Her head fell forward in her hands, and for one wild moment she seemed lost in despair. Then she roused, and desperately exclaimed:
"And that is why you come here to-night. With that sentence written upon your heart, you invade my presence, torture me with questions
""Pardon me," I broke in; "are my questions such as you, with reasonable regard for the honor of one with whom you are accustomed to associate, should hesitate to answer? Do I derogate from my manhood in asking you how and why you came to make an accusation of so grave a nature, at a time when all the circumstances of the case were freshly before you, only to insist fully as strongly upon your cousin’s innocence when you found there was even more cause for your imputation than you had supposed?"

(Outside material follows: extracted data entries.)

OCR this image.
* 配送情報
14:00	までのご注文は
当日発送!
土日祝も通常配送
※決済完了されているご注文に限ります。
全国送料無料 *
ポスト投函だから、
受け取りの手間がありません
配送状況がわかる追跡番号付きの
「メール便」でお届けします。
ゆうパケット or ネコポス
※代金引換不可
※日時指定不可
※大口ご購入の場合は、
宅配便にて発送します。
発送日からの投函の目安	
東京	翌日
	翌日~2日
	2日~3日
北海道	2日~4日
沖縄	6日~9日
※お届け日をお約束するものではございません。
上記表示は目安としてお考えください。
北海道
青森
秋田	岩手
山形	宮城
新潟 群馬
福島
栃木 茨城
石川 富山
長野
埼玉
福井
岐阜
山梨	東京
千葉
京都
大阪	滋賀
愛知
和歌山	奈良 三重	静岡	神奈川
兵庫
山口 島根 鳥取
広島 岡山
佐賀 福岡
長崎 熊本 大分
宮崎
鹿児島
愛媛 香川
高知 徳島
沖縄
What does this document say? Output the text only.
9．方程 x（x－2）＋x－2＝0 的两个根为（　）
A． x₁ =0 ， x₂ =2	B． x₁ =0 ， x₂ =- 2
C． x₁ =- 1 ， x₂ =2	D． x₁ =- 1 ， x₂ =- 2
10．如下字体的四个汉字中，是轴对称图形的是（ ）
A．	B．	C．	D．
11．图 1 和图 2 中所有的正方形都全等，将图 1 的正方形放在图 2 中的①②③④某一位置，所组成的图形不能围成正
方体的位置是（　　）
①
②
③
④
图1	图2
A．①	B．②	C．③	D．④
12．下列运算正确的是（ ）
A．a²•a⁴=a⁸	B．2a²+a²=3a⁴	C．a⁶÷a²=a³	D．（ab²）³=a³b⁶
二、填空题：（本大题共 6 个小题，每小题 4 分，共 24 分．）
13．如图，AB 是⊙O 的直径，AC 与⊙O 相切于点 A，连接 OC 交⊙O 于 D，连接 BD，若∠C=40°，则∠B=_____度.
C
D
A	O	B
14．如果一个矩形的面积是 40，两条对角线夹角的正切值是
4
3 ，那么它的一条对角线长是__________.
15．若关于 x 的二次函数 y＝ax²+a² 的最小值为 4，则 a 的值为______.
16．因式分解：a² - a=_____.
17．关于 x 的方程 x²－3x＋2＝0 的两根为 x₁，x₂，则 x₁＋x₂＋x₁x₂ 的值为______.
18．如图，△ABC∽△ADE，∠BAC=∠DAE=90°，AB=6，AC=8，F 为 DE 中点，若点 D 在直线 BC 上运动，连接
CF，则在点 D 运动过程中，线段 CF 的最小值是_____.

She did not seem to hear me. "Oh, my cruel fate!" she murmured. "Oh, my cruel fate!"
"Miss Leavenworth," said I, rising, and taking my stand before her; "although there is a temporary estrangement between you and your cousin, you cannot wish to seem her enemy. Speak, then; let me at least know the name of him for whom she thus immolates herself. A hint from you
"But rising, with a strange look, to her feet, she interrupted me with a stern remark: "If you do not know, I cannot inform you; do not ask me, Mr. Raymond." And she glanced at the clock for the second time.
I took another turn.
"Miss Leavenworth, you once asked me if a person who had committed a wrong ought necessarily to confess it; and I replied no, unless by the confession reparation could be made. Do you remember?"